Kafadaki uğultu: Karakterler söz/kelime değil, ancak ses çıkarabiliyordur. Ne var ki, buradaki sesler de bir bağırış, dövünme yahut iniltiden ziyade boğuk “uğultulardan” ibarettir. Uğultu çemberini aşıp dile varmak olasıdır elbette, ama varılacak dil düzlemi pürüzsüz ve akışkan bir düzlem değil, aksine “yutkunmaların”, kesilmelerin, boşa düşmelerin, sessizlik nöbetlerinin olduğu sallantılı bir düzlemdir. Top tüfek sesleri, yerle bir olan binaların tozu toprağı sinmiştir dile ve onun yapıtaşları olan kelimelere. Cemal Süreya’nın “kan var bütün kelimelerin altında” dizesini hatırlatırcasına dile “kan” hücum etmiş, kelimeler kararıp kurumuştur. Hantallaşan kelimelerin “günlerce” yerde yatan –ölü- bedenlere tabi kılınması: gelinen aşamada dil de tıpkı ölü bedenler gibi kımıltısız ve donuk mudur? Galiba...

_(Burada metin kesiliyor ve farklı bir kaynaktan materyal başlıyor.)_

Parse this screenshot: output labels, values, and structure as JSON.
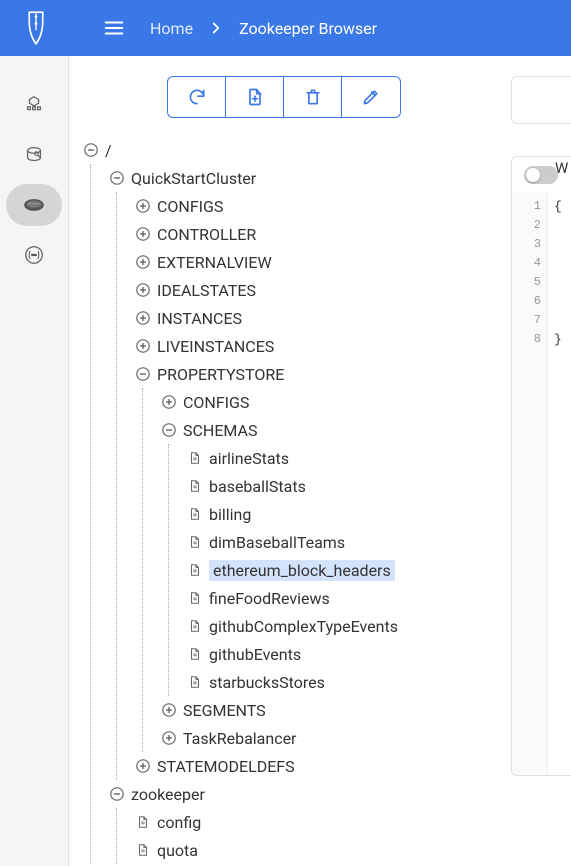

Olmuş ama hâlâ bitmemiş siyasal gaddarlıkların sarsıntıları ironi yahut mizah gibi stratejilerle hafifletilemez: Cemal Süreya’nın dizesindeki “kan” mecazı, Behçet Çelik’in öykülerinde bir mecaz olmaktan çıkıp içinde Türkiye “karabasanın” at koşturduğu geçimsiz bir gerçekliğe dönüşmüştür sanki. Herkesin “hep birlikte çürüdüğü” bir toplumsal ve kültürel vasattır bahse konu olan: Bu ortamda susmak ve konuşmak arasındaki farklar neredeyse silinmiştir. Susmak erdem, konuşmaksa faillik anlamına gelmez. Özne edimlerinin kemirildiği bir sıfır noktasına, “Dirlik Kaybı” öyküsünde olduğu gibi “çaresizlik” ve “zavallılık” pozisyonuna hapsedilmiştir.

Çelik’in öyküleri Althusser’in İkinci Dünya Savaşı’na istinaden “silahların konuştuğu yerde dil susar”, söz söylense bile gürültüye gider yollu tespitine dokunur; mahut tespiti yanından yöresinden zarafetle deşerek tabii: Dil kişinin sağalmak, yüklerinden boşalmak yahut mevcut gidişata yönelik bir itiraz aracı olmaktan istifa etmiş, şiddetle kurtulmak istenen bir işkence halini almıştır:

“Bu kelimelerin hepsi canımı yakıyor, ihanet gibi. Şimdi bile, seninle konuşurken de. Düşünürken, ilenirken, söylenirken. Ciltler dolusu defterim var, yazdıkça yazmışım (...) Nasıl da umutluymuşum, kalemi elime alacak kadar, kelimeler bulup birbirine ulayacak, beğenmediğimin üzerini çizip yenisini yazacak kadar. Yakasım geldi hepsini, bir çare olacağını, bu dili unutacağımı bilsem, en azından bazı kelimeleri, içine postallarla daldıkları evlerin duvarlarına, camlarına, aynalarına yazdıklarını, onlardan başlayıp bir ucundan, hiç değilse dillerini alıp başlarına çalacağımı bilsem.” (s. 41.)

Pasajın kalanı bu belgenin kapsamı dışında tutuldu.